I encounter the same problem with my code being slower with gurobi than with highs or cplex.

It is an implementation of a column generation for CVRP. If I understand well the profiling results, it seems that the call to set_normalized_coefficient is responsible for the behavior.

I am at a lost on how to proceed with activating the calls to GRBupdatemodel.

I can provide an access to the code if somebody wants to look at it.

Best regards.

Hi @njozefow, welcome to the forum.

Can you start a new post with a reproducible example of the code?

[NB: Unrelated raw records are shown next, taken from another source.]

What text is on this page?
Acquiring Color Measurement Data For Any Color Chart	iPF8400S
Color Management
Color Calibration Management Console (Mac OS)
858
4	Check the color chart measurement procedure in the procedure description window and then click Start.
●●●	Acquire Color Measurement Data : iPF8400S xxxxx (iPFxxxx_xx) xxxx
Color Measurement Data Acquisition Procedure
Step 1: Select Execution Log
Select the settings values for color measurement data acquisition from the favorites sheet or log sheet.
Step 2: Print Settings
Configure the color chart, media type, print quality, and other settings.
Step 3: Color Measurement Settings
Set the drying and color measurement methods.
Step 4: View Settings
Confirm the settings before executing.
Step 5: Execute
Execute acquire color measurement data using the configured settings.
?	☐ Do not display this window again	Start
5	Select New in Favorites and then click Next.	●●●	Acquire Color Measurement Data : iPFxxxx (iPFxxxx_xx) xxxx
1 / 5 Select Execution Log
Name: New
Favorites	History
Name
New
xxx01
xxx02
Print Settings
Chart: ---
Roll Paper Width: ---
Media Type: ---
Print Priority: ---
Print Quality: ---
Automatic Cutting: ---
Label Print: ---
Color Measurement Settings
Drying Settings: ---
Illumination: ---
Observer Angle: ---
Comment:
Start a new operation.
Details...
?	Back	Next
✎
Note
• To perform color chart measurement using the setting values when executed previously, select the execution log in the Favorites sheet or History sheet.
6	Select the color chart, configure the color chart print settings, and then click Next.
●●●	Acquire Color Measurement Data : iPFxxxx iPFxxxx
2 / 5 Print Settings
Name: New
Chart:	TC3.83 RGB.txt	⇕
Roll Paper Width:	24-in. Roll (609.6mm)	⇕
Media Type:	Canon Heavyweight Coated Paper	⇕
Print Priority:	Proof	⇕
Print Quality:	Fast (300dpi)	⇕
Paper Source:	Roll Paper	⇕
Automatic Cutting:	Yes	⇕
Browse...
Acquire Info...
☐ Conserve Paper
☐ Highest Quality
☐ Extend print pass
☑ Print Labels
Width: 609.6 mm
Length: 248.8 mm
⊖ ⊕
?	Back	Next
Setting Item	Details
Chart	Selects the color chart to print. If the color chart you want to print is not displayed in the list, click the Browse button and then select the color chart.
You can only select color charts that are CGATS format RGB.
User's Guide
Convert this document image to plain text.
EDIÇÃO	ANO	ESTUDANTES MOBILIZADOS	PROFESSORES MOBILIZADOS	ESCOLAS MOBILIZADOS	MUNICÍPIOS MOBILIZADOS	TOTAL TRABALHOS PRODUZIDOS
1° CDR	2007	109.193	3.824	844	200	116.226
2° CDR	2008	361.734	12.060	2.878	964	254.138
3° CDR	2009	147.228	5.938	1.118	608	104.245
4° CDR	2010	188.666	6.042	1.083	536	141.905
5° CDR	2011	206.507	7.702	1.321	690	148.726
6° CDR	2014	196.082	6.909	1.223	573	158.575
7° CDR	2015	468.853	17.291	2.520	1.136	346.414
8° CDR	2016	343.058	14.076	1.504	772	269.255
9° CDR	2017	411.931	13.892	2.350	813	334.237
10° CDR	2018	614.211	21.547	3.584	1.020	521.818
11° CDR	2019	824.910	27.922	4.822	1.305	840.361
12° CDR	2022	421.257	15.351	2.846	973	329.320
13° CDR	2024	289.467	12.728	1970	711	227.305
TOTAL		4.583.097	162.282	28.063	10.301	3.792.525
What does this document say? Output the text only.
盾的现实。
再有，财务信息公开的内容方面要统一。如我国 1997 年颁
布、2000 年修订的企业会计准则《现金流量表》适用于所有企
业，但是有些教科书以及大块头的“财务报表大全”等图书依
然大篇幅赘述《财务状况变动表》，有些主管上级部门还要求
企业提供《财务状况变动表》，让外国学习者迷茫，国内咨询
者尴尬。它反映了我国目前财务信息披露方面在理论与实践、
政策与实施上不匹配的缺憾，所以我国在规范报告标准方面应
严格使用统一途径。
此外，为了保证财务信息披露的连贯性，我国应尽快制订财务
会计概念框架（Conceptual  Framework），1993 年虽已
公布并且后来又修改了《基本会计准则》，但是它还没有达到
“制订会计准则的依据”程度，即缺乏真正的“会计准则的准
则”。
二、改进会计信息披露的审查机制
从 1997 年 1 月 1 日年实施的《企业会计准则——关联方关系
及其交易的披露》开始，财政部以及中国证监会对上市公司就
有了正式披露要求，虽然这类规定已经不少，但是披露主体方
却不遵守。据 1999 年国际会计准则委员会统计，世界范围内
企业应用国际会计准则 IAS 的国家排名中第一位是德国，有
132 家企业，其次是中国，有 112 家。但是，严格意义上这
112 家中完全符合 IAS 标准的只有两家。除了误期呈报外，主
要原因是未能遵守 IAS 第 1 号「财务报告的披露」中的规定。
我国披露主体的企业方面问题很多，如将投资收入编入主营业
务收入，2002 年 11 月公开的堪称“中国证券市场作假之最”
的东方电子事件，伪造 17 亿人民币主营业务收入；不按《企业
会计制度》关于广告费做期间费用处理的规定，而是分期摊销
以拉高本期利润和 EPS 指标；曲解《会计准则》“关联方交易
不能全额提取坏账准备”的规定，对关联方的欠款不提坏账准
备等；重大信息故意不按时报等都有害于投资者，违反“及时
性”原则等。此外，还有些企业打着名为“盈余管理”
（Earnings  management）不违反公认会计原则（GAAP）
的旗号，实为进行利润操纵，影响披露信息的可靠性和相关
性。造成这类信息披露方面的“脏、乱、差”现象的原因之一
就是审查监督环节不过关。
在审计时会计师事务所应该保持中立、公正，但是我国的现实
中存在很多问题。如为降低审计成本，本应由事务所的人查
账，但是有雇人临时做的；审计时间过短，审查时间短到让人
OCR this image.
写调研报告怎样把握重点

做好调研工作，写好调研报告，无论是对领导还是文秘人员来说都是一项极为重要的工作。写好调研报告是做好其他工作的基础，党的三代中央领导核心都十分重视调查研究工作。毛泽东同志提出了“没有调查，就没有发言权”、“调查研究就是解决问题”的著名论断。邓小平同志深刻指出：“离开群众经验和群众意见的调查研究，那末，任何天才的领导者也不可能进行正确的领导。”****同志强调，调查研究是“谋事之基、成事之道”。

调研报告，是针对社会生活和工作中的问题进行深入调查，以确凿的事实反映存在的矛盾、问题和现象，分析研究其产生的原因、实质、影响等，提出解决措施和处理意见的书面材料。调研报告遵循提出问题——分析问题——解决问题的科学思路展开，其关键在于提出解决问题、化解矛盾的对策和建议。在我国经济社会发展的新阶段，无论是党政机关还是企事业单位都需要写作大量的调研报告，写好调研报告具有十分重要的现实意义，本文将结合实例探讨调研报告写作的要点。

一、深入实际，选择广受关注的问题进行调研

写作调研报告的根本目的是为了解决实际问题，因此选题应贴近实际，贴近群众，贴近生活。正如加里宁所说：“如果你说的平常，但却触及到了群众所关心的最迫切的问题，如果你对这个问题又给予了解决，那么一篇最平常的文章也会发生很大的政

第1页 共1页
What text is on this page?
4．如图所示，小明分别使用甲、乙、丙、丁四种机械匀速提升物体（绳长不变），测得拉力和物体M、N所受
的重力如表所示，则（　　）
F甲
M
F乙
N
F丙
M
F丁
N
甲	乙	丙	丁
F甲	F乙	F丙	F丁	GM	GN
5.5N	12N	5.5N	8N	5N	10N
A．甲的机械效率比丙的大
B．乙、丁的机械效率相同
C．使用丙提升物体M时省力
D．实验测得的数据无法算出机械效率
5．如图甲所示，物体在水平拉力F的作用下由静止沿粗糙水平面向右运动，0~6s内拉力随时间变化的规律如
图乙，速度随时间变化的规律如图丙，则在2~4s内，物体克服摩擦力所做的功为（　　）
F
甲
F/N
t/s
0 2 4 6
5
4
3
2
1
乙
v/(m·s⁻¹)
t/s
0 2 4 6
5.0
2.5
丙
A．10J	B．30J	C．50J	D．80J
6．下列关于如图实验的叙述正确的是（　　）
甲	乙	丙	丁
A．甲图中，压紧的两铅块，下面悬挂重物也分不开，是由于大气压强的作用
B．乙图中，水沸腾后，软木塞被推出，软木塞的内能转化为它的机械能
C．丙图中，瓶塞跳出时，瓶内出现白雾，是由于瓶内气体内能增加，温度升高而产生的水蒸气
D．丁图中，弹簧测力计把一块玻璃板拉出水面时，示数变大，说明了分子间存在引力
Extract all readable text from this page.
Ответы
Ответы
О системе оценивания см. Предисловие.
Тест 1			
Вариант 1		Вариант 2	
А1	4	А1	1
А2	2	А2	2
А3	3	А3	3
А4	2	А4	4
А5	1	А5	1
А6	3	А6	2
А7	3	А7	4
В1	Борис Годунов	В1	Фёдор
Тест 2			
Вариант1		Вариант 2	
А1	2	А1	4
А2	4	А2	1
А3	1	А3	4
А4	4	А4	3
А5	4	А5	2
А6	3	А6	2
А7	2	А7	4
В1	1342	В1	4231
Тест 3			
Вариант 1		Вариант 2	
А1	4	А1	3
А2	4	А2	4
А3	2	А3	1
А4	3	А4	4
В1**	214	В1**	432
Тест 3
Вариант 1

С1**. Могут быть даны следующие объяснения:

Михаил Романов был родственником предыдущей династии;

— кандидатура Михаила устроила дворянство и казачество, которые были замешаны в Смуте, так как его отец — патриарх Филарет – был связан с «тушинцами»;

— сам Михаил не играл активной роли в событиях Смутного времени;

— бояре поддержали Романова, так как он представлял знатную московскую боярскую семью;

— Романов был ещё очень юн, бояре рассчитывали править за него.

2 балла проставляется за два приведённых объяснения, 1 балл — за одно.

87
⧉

Make sure you take a read of jump-dev/Gurobi.jl · JuMP

Hello,

Thank you for your answer.

The example is in post : Problem with JuMP + Gurobi.jl

Best regards,

This should be fixed now with the new Gurobi.jl release: v1.2.3.

I am getting:

# Test with Gurobi
m = initialize_indirect()
set_optimizer(m, Gurobi_solver)
optimize!(m)
@btime modify!(m)
### v1.2.2: 23.962 ms (27023 allocations: 524.70 KiB)
### v1.2.3: 5.972 ms (27023 allocations: 524.70 KiB)

m = initialize_direct(Gurobi_solver)
optimize!(m)
@btime modify!(m)
### v1.2.2: 16.794 ms (22023 allocations: 446.58 KiB)
### v1.2.3: 492.208 μs (22023 allocations: 446.58 KiB)